Drug-induced lupus remains a diagnostic challenge because its clinical manifestations can overlap significantly with idiopathic systemic lupus erythematosus. Hydralazine was among the first medications historically linked to drug-induced lupus and remains a well-documented cause, even though its use has declined with the availability of newer antihypertensives. The incidence of hydralazine-induced lupus is estimated to be 5-10%, with risk correlating to cumulative dose and duration of therapy [1-3]. Classic symptoms include arthralgias, fever, myalgias, rash, and serositis; however, severe or atypical presentations can also occur. In our patient, recurrent pleural effusion reflected a less common but well-described manifestation of hydralazine- induced lupus [4-6].

Our patient’s presentation highlights several diagnostic pearls. The presence of recurrent unilateral pleural effusions, despite appropriate drainage and negative cytology, raised suspicion of an autoimmune etiology. While ANA was negative, the elevated anti-histone antibody level was strongly supportive of drug-induced lupus. Importantly, ANA negativity does not rule out drug-induced lupus; rare cases of ANA-negative but anti-histone–positive hydralazine lupus have been reported [2,4]. The exclusion of other causes of pleural effusion, including infection, malignancy, and congestive heart failure, further supports hydralazine as the offending agent.

Clinical improvement and complete resolution following withdrawal of hydralazine strengthen the causal association, consistent with previously reported cases [5-7].

This case highlights the importance of heightened clinical awareness of drug-induced etiologies when evaluating unexplained pleural effusions. In patients with multiple comorbidities and polypharmacy, medication review is essential, as discontinuation of the offending agent often results in significant improvement and may prevent unnecessary interventions. Our findings contribute to the growing literature on atypical presentations of hydralazine and emphasize that serositis, including pleural effusion, should be recognized as a potential manifestation of drug- induced lupus.

Hydralazine is one of the most common antihypertensive agents used in end-stage renal disease. Recurrent pleural effusion is often attributed to volume overload; however, this case presents a clinical dilemma when, despite achieving volume removal with dialysis, pleural fluid continues to re-accumulate and the patient ultimately requires VATS. Hydralazine-induced drug lupus must be considered when, despite euvolemia, patients remain dyspneic with recurrent pleural effusions. Negative ANA can be misleading, and a thorough diagnostic workup must include serologies such as anti-histone antibodies. Physicians should maintain a high index of suspicion for drug-induced lupus in patients on hydralazine presenting with unexplained systemic or serosal manifestations, as early recognition and prompt withdrawal of the culprit drug are crucial to prevent morbidity and avoid unnecessary invasive procedures.

Ultimately, this case reinforces the clinical lesson that thorough medication history remains a cornerstone of medicine.
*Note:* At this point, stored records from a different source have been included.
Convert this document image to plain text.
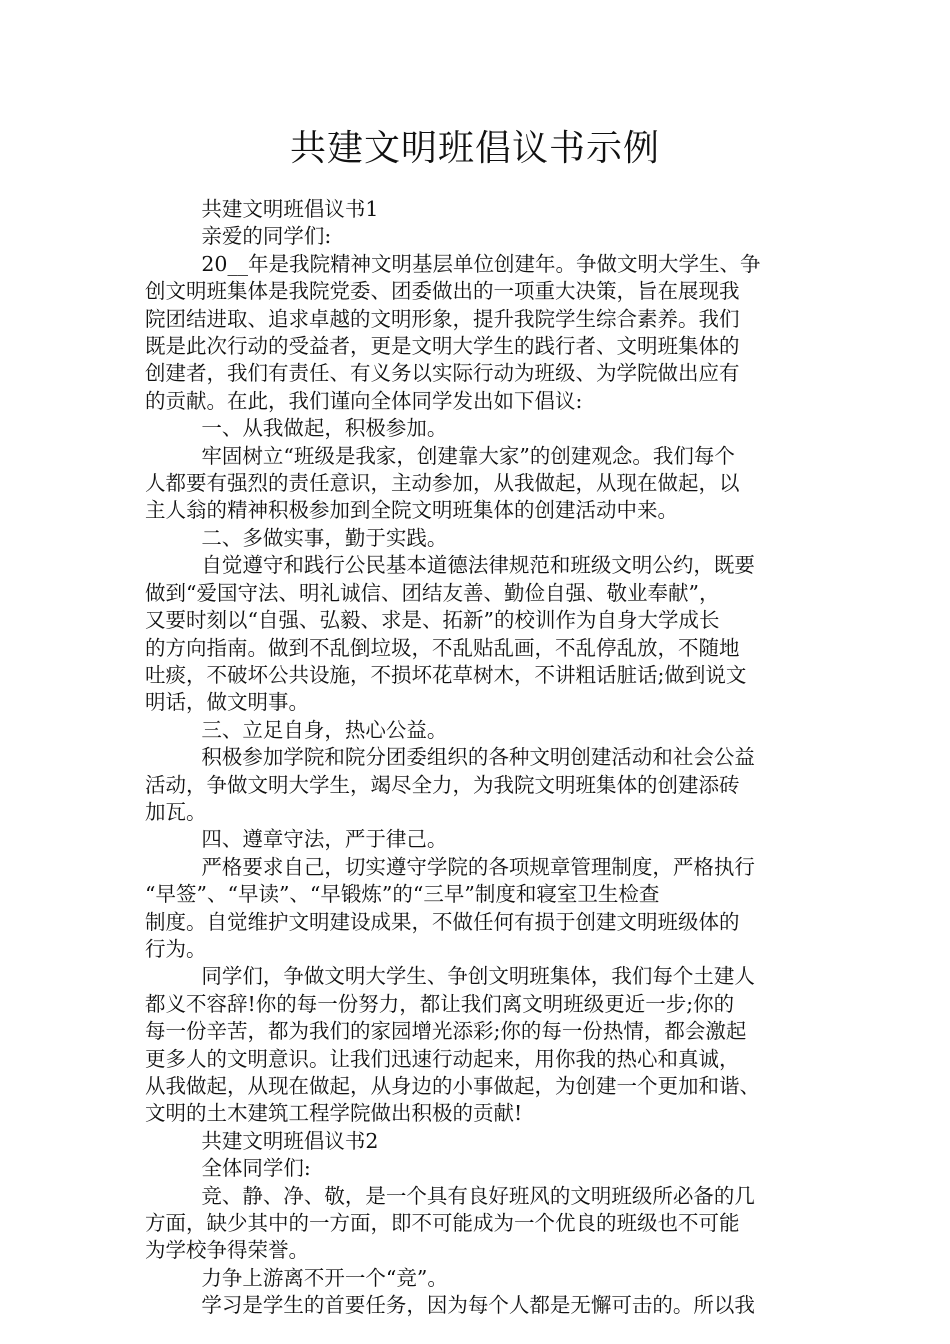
共建文明班倡议书示例

共建文明班倡议书1

亲爱的同学们:

20__年是我院精神文明基层单位创建年。争做文明大学生、争

创文明班集体是我院党委、团委做出的一项重大决策，旨在展现我

院团结进取、追求卓越的文明形象，提升我院学生综合素养。我们

既是此次行动的受益者，更是文明大学生的践行者、文明班集体的

创建者，我们有责任、有义务以实际行动为班级、为学院做出应有

的贡献。在此，我们谨向全体同学发出如下倡议:

一、从我做起，积极参加。

牢固树立“班级是我家，创建靠大家”的创建观念。我们每个

人都要有强烈的责任意识，主动参加，从我做起，从现在做起，以

主人翁的精神积极参加到全院文明班集体的创建活动中来。

二、多做实事，勤于实践。

自觉遵守和践行公民基本道德法律规范和班级文明公约，既要

做到“爱国守法、明礼诚信、团结友善、勤俭自强、敬业奉献”，

又要时刻以“自强、弘毅、求是、拓新”的校训作为自身大学成长

的方向指南。做到不乱倒垃圾，不乱贴乱画，不乱停乱放，不随地

吐痰，不破坏公共设施，不损坏花草树木，不讲粗话脏话;做到说文

明话，做文明事。

三、立足自身，热心公益。

积极参加学院和院分团委组织的各种文明创建活动和社会公益

活动，争做文明大学生，竭尽全力，为我院文明班集体的创建添砖

加瓦。

四、遵章守法，严于律己。

严格要求自己，切实遵守学院的各项规章管理制度，严格执行

“早签”、“早读”、“早锻炼”的“三早”制度和寝室卫生检查

制度。自觉维护文明建设成果，不做任何有损于创建文明班级体的

行为。

同学们，争做文明大学生、争创文明班集体，我们每个土建人

都义不容辞!你的每一份努力，都让我们离文明班级更近一步;你的

每一份辛苦，都为我们的家园增光添彩;你的每一份热情，都会激起

更多人的文明意识。让我们迅速行动起来，用你我的热心和真诚，

从我做起，从现在做起，从身边的小事做起，为创建一个更加和谐、

文明的土木建筑工程学院做出积极的贡献!

共建文明班倡议书2

全体同学们:

竞、静、净、敬，是一个具有良好班风的文明班级所必备的几

方面，缺少其中的一方面，即不可能成为一个优良的班级也不可能

为学校争得荣誉。

力争上游离不开一个“竞”。

学习是学生的首要任务，因为每个人都是无懈可击的。所以我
Awareness of hydralazine’s lupus-inducing potential, particularly in long-term therapy, ensures timely diagnosis and appropriate management.

Disclosures: Patient consent was obtained, and no identifying information is included in this report.

  1. He Y, Sawalha AH. Drug-induced lupus erythematosus: an update on drugs and mechanisms. Curr Opin Rheumatol. 2018; 30: 490–497.
  2. StatPearls. Drug-induced lupus erythematosus. NCBI Bookshelf. 2023.
  3. Medscape. Drug-induced lupus erythematosus overview. 2025.
  4. Jerome R, et al. Drug-induced systemic lupus erythematosus: a rare presentation of hydralazine-induced lupus. Cureus. 2024.
  5. Nogueira AR, et al. Severe presentation of drug-induced lupus erythematosus. J Med Cases. 2019; 10: 176–180.
  6. Paudel R, et al. Hydralazine-induced lupus after years of use. Cureus. 2025.
  7. Tatineni S, et al. Over the HILs: a unique presentation of hydralazine-induced lupus. SHM Abstracts. 2024.